Comment calculer la fiscalité d'une rente viagère ?

Olivier 04/09/2026 10 min de lecture

Ce qu'il faut comprendre rapidement

  • Le viager implique deux flux soumis à des traitements fiscaux distincts: le bouquet initial et la rente viagère mensuelle.
  • Un abattement forfaitaire sur la rente dépend de l’âge du vendeur, plus il est âgé, plus l’abattement est élevé.
  • En viager occupé, le vendeur reste dans les lieux, mais c’est l’acquéreur qui paie la taxe foncière en tant que propriétaire.
  • L’acquéreur profite d’une réduction des frais de notaire calculés sur la valeur occupée, après décote d’occupation, et non sur la pleine valeur.
  • La vente en viager d’une résidence principale bénéficie d’une exonération totale de plus-value, sous réserve d’apporter des justificatifs d’adresse.

La main tremble légèrement en signant l’acte notarié. Ce n’est pas la peur, c’est le soulagement. Après des mois de réflexion, Marie, 72 ans, vient de vendre son appartement en viager occupé. Le bouquet versé en une seule fois couvre les frais de la maison de retraite, et la rente mensuelle assure un filet de sécurité. Ce que beaucoup perçoivent comme une opération immobilière complexe est, pour elle, une bouée de sérénité financière. Le viager, loin d’être une niche obscure, devient une solution de plus en plus courante pour équilibrer son budget à la retraite - surtout grâce à une fiscalité qui, bien comprise, peut s’avérer particulièrement avantageuse.
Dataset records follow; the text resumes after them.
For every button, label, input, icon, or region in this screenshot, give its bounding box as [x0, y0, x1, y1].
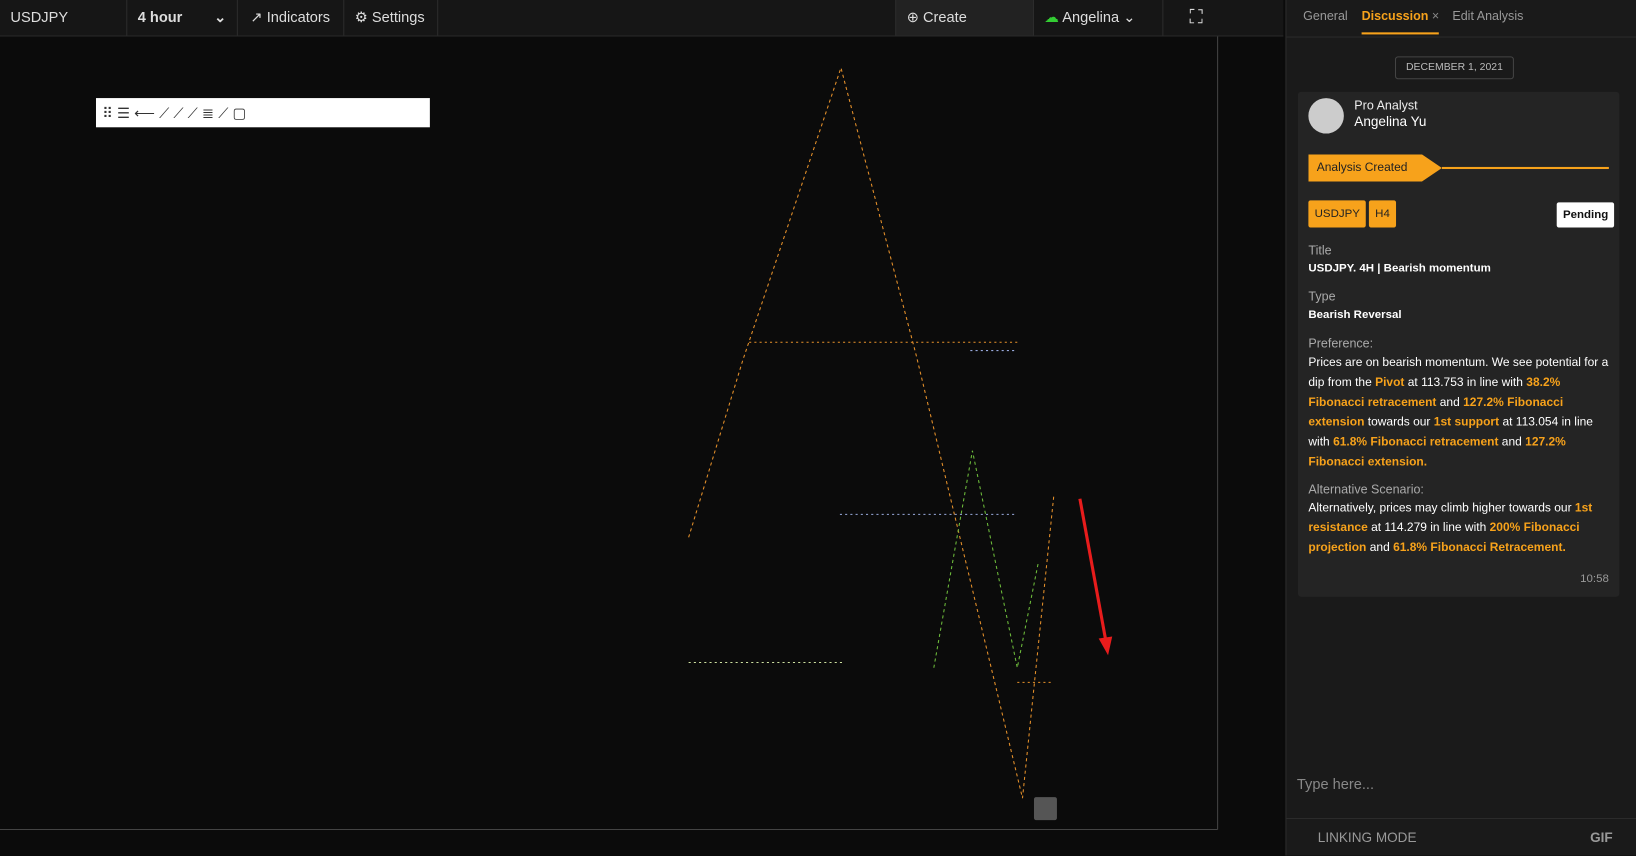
toolbar-icons: ⠿ ☰ ⟵ ⟋ ⟋ ⟋ ≣ ⟋ ▢ [102, 105, 246, 122]
type: Bearish Reversal [1308, 308, 1402, 322]
highlight: Pivot [1375, 376, 1405, 390]
drawing-toolbar[interactable] [95, 98, 430, 128]
text: at 113.753 in line with [1404, 376, 1527, 390]
top-bar: USDJPY 4 hour ⌄ ↗ Indicators ⚙ Settings ⊕… [0, 0, 1284, 58]
type-label: Type [1308, 289, 1336, 304]
status-flag: Analysis Created [1308, 154, 1442, 182]
role: Pro Analyst [1354, 98, 1418, 113]
side-panel: General Discussion × Edit Analysis DECEM… [1285, 0, 1636, 856]
title-label: Title [1308, 243, 1332, 258]
highlight: 200% Fibonacci projection [1308, 521, 1580, 555]
text: and [1498, 436, 1526, 449]
close[interactable]: × [1431, 8, 1440, 23]
status-line [1441, 166, 1609, 170]
tab-active[interactable]: Discussion × [1361, 8, 1440, 35]
tab[interactable]: General [1303, 8, 1348, 23]
divider [1286, 818, 1636, 820]
avatar [1308, 98, 1344, 134]
status-text: Analysis Created [1316, 161, 1408, 175]
arrow-head [1098, 636, 1113, 656]
highlight: 61.8% Fibonacci retracement [1333, 436, 1499, 449]
tag: USDJPY [1308, 200, 1367, 228]
alternative: Alternatively, prices may climb higher t… [1308, 499, 1611, 558]
timeframe[interactable]: 4 hour ⌄ [127, 0, 238, 36]
message-card: Pro Analyst Angelina Yu Analysis Created… [1297, 91, 1620, 597]
preference-label: Preference: [1308, 335, 1374, 351]
indicators-button[interactable]: ↗ Indicators [240, 0, 345, 36]
chart-bg [0, 36, 1284, 856]
text: at 113.054 in line with [1308, 416, 1593, 449]
tab[interactable]: Edit Analysis [1452, 8, 1524, 23]
indicators-text: Indicators [266, 8, 331, 26]
tag: H4 [1368, 200, 1397, 228]
time: 10:58 [1580, 572, 1609, 586]
highlight: 127.2% Fibonacci extension [1308, 396, 1564, 429]
fullscreen-button[interactable]: ⛶ [1189, 6, 1203, 28]
arrow [1078, 498, 1108, 642]
highlight: 38.2% Fibonacci retracement [1308, 376, 1561, 410]
highlight: 127.2% Fibonacci extension. [1308, 436, 1566, 469]
cloud-icon: ☁ [1044, 8, 1060, 26]
preference: Prices are on bearish momentum. We see p… [1308, 354, 1611, 473]
user-text: Angelina [1062, 8, 1120, 26]
user-menu[interactable]: ☁ Angelina ⌄ [1034, 0, 1164, 36]
symbol[interactable]: USDJPY [0, 0, 128, 36]
state-badge: Pending [1556, 202, 1615, 228]
text: Prices are on bearish momentum. We see p… [1308, 356, 1609, 390]
message-input[interactable]: Type here... [1296, 775, 1375, 792]
drawings [688, 65, 1113, 799]
linking-mode[interactable]: LINKING MODE [1317, 829, 1417, 846]
zigzag-green [933, 450, 1039, 668]
text: towards our [1364, 416, 1434, 429]
alternative-label: Alternative Scenario: [1308, 482, 1424, 497]
timeframe-text: 4 hour [137, 8, 183, 26]
divider [1286, 36, 1636, 38]
zigzag [688, 65, 1055, 799]
title: USDJPY. 4H | Bearish momentum [1308, 261, 1491, 275]
tab-text: Discussion [1361, 8, 1429, 23]
create-analysis-button[interactable]: ⊕ Create Analysis [895, 0, 1034, 58]
text: at 114.279 in line with [1367, 521, 1490, 535]
text: Alternatively, prices may climb higher t… [1308, 501, 1575, 515]
text: and [1366, 541, 1394, 555]
highlight: 61.8% Fibonacci Retracement. [1393, 541, 1566, 555]
date-chip: DECEMBER 1, 2021 [1394, 56, 1514, 80]
chevron: ⌄ [214, 8, 227, 26]
settings-button[interactable]: ⚙ Settings [344, 0, 439, 36]
chart: ⠿ ☰ ⟵ ⟋ ⟋ ⟋ ≣ ⟋ ▢ [0, 36, 1284, 856]
settings-text: Settings [371, 8, 425, 26]
text: and [1436, 396, 1464, 410]
gif-button[interactable]: GIF [1590, 829, 1613, 846]
author: Angelina Yu [1354, 113, 1427, 130]
highlight: 1st resistance [1308, 501, 1593, 535]
hint-button[interactable] [1033, 797, 1057, 821]
highlight: 1st support [1433, 416, 1500, 429]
Les fondamentaux de la fiscalité du viager en France

En France, le viager n’est pas une exception fiscale, mais un régime particulier. Contrairement à une vente classique, il implique deux flux: le bouquet, versé au moment de la signature, et la rente viagère, versée mensuellement au vendeur jusqu’à son décès. Chaque élément est traité différemment par l’administration. Le bouquet, lorsqu’il concerne la résidence principale du vendeur, bénéficie d’une exonération totale d’impôt sur le revenu. C’est un avantage majeur souvent méconnu. Quant à la rente, elle est imposable, mais pas en totalité. Une part est soustraite grâce à un abattement forfaitaire, variable selon l’âge du vendeur. Ce mécanisme vise à refléter l’incertitude sur la durée de versement.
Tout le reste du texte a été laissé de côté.